Dickens wanted as many people as possible to purchase the book, so he charged five shillings, and sure enough, it was a huge best-seller — the first edition of 6,000 copies sold out by Christmas Eve. By the following spring, the book had run through seven editions.
Unfortunately, Dickens priced the book too low for the amount of cost that went into it — he had hoped to net £1,000 from the first edition, but he made just over £200. He wrote to a friend: "I had set my heart and soul upon a Thousand, clear. What a wonderful thing it is, that such a great success should occasion me such intolerable anxiety and disappointment! My year's bills, unpaid, are so terrific, that all the energy and determination I can possibly exert will be required [...] I am not afraid, if I reduce my expenses; but if I do not, I shall be ruined past all mortal hope of redemption."
It's the birthday of French singer Édith Piaf, born Édith Giovanna Gassion in Paris (1915). Her mother was a café singer and a drug addict, and her father was a street performer — an acrobat and contortionist. As a young girl, she was sent to her grandmother's brothel, where she was raised by prostitutes. When she was a teenager, her father took her along with him to sing on street corners as part of his act. In 1935, she was discovered by a nightclub owner, Louis Leplée, who nicknamed her La Môme Piaf, or "the little sparrow" — she was not even 4' 10".
With the help of Leplée's publicity, Piaf made her first record within the year; but in 1936, Leplée was murdered, and the police held Piaf for questioning. She was let go, but her reputation was damaged. The lyricist Raymond Asso, her lover, helped rebuild her image — he taught her how to dress and act on stage, and he wrote her songs about the tough life of the working class.
Piaf went on to become an international star, with songs like "La vie en rose" and "Non, je ne regrette rien." She died at the age of 47, and 40,000 mourners joined her funeral procession in Paris.

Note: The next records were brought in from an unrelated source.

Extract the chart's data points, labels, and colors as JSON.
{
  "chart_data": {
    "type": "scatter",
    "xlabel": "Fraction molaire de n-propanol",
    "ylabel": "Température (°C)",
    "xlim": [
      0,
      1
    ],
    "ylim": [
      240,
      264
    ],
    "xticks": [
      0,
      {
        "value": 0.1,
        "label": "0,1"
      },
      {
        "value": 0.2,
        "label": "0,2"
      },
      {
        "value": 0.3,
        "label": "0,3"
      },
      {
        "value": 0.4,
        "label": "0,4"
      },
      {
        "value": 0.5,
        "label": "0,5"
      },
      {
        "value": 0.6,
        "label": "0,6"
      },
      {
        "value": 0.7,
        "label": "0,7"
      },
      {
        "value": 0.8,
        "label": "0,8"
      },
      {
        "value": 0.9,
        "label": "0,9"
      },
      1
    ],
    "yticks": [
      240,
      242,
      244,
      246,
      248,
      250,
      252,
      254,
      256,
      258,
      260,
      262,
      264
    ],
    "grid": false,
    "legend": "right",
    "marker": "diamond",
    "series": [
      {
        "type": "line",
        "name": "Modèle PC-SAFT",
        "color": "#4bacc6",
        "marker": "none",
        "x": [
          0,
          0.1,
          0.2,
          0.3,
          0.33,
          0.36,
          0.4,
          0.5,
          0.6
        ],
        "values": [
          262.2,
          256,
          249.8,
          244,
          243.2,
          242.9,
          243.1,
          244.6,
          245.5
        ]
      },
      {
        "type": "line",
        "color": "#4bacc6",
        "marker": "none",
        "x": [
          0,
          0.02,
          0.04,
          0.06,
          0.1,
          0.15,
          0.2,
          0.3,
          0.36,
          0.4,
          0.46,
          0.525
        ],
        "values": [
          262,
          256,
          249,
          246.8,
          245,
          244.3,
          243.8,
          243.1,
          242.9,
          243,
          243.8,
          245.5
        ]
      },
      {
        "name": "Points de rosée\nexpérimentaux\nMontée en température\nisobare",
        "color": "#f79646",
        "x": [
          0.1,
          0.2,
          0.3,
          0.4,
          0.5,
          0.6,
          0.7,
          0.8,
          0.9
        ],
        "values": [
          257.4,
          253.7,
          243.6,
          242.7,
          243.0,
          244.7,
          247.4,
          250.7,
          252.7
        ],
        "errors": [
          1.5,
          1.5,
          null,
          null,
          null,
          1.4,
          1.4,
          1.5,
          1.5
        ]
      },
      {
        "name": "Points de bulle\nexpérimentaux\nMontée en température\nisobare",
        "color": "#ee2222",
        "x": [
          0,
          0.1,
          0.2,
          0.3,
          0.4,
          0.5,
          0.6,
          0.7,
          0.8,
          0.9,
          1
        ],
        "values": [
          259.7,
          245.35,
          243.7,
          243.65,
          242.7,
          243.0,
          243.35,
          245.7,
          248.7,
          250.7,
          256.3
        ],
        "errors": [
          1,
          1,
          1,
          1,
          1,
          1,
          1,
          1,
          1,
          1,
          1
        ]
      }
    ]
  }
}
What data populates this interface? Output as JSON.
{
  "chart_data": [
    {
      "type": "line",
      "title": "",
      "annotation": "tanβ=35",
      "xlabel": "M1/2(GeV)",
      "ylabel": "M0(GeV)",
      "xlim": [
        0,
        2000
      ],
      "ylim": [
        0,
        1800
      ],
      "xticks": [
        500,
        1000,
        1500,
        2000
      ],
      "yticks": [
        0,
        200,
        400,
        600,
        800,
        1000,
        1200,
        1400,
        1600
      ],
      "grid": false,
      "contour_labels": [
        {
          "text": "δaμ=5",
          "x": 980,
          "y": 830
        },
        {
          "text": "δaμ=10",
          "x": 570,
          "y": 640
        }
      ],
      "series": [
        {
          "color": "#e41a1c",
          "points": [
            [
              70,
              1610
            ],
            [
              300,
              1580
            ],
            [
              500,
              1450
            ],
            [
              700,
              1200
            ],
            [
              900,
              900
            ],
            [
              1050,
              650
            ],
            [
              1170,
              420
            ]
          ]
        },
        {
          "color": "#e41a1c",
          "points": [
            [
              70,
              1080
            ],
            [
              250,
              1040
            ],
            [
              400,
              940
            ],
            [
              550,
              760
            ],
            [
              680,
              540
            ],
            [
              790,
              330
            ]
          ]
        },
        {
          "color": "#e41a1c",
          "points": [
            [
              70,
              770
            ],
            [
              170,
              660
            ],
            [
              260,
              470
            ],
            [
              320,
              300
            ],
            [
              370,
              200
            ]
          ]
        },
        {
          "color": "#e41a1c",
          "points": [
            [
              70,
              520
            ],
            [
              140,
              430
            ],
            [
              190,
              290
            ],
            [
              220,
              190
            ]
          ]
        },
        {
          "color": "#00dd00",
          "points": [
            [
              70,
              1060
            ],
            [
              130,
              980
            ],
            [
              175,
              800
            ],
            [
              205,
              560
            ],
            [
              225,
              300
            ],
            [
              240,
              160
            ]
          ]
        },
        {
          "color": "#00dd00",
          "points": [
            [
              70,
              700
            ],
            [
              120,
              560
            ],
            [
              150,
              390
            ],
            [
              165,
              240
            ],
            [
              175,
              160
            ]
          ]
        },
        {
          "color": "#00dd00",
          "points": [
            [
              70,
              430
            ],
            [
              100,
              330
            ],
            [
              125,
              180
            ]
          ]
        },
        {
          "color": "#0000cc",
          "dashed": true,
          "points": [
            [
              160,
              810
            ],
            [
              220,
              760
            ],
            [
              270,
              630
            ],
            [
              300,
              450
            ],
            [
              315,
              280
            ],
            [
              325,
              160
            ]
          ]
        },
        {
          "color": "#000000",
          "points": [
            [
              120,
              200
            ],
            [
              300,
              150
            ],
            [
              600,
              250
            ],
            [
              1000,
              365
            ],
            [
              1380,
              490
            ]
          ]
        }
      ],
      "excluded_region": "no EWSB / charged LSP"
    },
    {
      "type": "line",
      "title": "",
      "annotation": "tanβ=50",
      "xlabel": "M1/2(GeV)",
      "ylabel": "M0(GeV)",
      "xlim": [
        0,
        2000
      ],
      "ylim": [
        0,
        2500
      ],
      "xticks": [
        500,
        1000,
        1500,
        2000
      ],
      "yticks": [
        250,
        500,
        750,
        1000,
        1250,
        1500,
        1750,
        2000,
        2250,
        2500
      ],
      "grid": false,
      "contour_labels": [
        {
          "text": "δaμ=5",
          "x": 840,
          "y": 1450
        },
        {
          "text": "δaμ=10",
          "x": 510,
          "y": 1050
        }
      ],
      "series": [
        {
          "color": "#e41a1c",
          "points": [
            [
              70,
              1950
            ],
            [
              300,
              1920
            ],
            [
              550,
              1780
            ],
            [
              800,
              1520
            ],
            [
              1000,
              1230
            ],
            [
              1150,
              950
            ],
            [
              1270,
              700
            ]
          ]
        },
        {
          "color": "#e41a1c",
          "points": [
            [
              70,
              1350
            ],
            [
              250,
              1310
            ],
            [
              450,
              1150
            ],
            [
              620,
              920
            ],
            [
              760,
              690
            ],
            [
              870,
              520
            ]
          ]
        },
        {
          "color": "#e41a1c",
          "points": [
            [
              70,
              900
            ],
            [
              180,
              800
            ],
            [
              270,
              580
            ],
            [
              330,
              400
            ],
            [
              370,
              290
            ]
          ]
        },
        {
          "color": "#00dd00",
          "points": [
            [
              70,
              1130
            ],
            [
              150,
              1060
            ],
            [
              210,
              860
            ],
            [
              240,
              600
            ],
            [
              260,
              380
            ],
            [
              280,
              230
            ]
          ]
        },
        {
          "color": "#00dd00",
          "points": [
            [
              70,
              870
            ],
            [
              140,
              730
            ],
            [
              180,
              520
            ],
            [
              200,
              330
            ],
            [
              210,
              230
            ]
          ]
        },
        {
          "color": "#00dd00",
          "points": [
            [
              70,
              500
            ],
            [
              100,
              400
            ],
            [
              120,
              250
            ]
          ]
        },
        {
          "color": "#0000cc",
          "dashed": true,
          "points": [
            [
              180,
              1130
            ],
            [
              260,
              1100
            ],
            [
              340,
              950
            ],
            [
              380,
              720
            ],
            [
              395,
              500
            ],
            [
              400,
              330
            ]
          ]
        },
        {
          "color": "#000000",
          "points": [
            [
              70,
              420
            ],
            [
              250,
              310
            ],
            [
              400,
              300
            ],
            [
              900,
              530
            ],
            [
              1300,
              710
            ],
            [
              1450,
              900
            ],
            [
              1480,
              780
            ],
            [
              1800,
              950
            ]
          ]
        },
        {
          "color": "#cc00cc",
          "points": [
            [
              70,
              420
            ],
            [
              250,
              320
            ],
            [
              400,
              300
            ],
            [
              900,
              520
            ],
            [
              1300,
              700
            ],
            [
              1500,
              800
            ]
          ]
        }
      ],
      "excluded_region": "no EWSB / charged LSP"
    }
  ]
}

It's the birthday of educator Maria Sanford, born in Saybrook, Connecticut (1836). She took all the money that had been set aside for her dowry and used it to pay for college tuition. She began teaching for a salary of $10 a month, but she went on to become one of the first female college professors in the country. Sanford was the first woman to deliver a commencement speech at a university, and she was a frequent public speaker at a time when it was considered inappropriate for women to speak in public. She was able to project her voice to the back of any room. On her 80th birthday, the University of Minnesota held an event to celebrate her long career, and someone recited a speech that described her as "vehement and gusty, leonine, hale, and lusty."
It was on this day in 1776 that Thomas Paine's The American Crisis, Number I was published in pamphlet form in Philadelphia (books by this author). He wrote it to try to raise morale on the colonial side of the Revolutionary War.
George Washington had American Crisis I read aloud to his freezing, starving troops. It begins: "These are the times that try men's souls. The summer soldier and the sunshine patriot will, in this crisis, shrink from the service of their country; but he that stands it now, deserves the love and thanks of man and woman. Tyranny, like hell, is not easily conquered; yet we have this consolation with us, that the harder the conflict, the more glorious the triumph."